# BeeSweet Lemonade



## Barry (Dec 28, 1999)

Heard about this entrepreneurial girl tonight and had to shine some light on this great story.



> When I was just four, my family encouraged me to make a product for a Children's business competition (the Acton Children’s Business Fair) and Austin Lemonade Day. So I put on my thinking cap. I thought about some ideas. While I was thinking, two big events happened.
> 
> 
> 
> ...


Check it out: http://beesweetlemonade.com/


----------



## Westhill (Jul 26, 2012)

What a great story!

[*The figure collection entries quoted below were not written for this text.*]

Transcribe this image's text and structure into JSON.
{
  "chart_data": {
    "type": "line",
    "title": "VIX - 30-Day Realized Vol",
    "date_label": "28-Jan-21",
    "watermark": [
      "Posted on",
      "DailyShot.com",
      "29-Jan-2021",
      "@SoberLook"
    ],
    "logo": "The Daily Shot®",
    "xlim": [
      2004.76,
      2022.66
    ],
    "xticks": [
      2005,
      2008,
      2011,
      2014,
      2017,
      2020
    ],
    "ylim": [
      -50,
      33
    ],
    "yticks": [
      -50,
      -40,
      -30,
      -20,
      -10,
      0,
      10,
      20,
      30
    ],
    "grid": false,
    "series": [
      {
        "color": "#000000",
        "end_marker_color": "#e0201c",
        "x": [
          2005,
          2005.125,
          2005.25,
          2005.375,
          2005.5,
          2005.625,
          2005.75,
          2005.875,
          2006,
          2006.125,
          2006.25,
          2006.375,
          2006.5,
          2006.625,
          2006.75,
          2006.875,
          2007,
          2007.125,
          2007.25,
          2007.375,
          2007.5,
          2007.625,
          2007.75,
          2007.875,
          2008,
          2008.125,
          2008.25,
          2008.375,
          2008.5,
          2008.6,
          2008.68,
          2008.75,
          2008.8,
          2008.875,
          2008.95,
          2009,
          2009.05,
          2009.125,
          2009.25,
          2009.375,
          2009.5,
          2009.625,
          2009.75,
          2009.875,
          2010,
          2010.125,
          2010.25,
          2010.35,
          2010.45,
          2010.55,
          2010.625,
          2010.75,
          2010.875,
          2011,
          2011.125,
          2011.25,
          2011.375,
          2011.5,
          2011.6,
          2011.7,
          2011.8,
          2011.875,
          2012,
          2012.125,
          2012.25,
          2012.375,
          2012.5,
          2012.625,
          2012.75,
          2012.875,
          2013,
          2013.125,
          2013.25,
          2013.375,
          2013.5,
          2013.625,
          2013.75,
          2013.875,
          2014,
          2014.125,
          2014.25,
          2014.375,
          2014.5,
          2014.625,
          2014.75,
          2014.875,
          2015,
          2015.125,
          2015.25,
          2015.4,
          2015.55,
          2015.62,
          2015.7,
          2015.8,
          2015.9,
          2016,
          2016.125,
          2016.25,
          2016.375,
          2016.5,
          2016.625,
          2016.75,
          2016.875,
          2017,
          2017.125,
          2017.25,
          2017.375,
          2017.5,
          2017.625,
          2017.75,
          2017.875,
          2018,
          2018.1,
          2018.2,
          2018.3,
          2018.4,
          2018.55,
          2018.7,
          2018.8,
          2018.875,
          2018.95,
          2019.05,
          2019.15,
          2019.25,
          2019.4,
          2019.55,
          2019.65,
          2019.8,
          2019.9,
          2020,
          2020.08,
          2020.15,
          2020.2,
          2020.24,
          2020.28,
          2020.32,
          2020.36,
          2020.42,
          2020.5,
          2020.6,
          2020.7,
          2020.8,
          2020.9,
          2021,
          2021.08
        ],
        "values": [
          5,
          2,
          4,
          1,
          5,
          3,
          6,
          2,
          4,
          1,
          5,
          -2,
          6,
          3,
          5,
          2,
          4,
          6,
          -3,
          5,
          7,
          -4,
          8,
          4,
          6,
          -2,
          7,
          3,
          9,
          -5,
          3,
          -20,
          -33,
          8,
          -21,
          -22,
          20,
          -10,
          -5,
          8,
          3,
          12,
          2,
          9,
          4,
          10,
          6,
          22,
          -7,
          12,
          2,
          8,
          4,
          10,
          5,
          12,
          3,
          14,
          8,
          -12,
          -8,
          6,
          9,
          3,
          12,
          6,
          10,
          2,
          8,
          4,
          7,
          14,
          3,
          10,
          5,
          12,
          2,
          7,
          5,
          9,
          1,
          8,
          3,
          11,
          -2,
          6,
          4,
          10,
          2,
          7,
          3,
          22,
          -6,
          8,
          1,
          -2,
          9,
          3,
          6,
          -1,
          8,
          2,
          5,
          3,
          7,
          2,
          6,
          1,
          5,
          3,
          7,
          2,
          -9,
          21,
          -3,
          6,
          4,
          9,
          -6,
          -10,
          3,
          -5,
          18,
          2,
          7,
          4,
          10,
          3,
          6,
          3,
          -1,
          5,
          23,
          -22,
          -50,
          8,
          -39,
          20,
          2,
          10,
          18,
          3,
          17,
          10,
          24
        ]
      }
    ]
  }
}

Thank you for passing it along.


----------



## missybee (Sep 6, 2014)

I saw it on the news! How neat for her. Thanks for sharing the additional information.


----------



## Bkwoodsbees (Feb 8, 2014)

Great story Barry. I don't live far from Cameron SC.


----------



## Phoebee (Jan 29, 2014)

Cute story! We've got a young lady in our bee club this girl reminds me of. Ours is not making lemonade, but she's sharing the love and enthusiasm for bees with her school and girl scouts troop.


----------



## Kamon A. Reynolds (Apr 15, 2012)

Pretty cool I think!


----------



## paul24 (Oct 14, 2013)

Nice story!


----------